We will now plot the three clusters against species to know if the algorithm has done the job correctly.

> table(y, iris$Species)

y   setosa versicolor virginica
1     50          0         0
2      0         23        49
3      0         27         1

From the table, we can see that the algorithm has clustered the setosa correctly but failed to cluster the other two species.

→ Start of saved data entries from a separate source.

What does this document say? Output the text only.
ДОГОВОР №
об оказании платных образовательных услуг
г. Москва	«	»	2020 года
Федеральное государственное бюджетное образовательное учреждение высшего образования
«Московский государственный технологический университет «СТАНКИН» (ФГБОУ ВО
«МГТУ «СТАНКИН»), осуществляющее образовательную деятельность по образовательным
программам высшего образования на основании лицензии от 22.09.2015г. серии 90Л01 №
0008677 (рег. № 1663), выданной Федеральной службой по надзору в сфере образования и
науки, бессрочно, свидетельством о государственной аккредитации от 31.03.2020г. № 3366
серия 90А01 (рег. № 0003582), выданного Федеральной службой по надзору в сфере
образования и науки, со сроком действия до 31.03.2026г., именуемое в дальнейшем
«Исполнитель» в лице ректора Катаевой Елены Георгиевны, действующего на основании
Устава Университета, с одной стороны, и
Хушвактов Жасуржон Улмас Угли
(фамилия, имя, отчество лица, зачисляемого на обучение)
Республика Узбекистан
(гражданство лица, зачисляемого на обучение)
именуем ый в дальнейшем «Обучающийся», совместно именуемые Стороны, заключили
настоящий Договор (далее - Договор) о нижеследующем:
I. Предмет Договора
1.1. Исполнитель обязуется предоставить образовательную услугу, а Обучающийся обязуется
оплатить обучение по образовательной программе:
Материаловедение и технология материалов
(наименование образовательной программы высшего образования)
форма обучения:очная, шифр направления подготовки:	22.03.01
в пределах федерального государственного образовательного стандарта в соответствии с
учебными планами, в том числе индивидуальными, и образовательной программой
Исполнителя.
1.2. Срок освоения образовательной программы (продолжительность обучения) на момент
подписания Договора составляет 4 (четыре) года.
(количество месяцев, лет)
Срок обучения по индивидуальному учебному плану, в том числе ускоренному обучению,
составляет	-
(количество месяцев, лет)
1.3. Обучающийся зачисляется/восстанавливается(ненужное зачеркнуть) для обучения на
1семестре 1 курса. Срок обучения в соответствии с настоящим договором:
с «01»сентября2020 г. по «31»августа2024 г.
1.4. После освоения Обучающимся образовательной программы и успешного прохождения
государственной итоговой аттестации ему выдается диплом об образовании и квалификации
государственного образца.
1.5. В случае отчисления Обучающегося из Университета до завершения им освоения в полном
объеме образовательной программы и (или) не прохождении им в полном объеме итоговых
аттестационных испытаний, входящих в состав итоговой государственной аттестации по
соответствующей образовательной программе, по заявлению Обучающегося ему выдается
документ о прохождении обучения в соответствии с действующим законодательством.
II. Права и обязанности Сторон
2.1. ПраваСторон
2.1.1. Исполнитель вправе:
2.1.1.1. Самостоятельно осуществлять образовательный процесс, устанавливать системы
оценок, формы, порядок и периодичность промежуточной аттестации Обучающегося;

Let us now use average linkage method to perform clustering again.

> newcluster<-hclust(dist(iris[,-5]), method = ‘average’)
> cut=cutree(newcluster, 3)
> table(cut, iris$Species)

cut setosa versicolor virginica
1     50          0         0
2      0         50        14
3      0          0        36

Evidently, this is the most accurate way in which the algorithm has clustered the flowers. It has clustered the two species, setosa and virginica, except for versicolor which has included two flowers in a different cluster. We will now plot it to have a clear visual understanding of the same.

From the two clustering methods, we have got a fair idea about how the data is classified into a number of different groups consisting of similar objects. We deal with cluster analysis in almost every aspects of our daily life. We make friends on the basis of similar feelings and emotions, and a group of these friends form a cluster. In supermarkets, all the similar food items are placed near each other, forming a cluster. There are infinite ways in which cluster analysis plays an important role in our life. In business, cluster analysis is used majorly in market segmentation, which is one of the most fundamental strategic marketing concepts. In a nutshell, cluster analysis helps in reducing the complexity of data which leads to information, to knowledge, and to wisdom.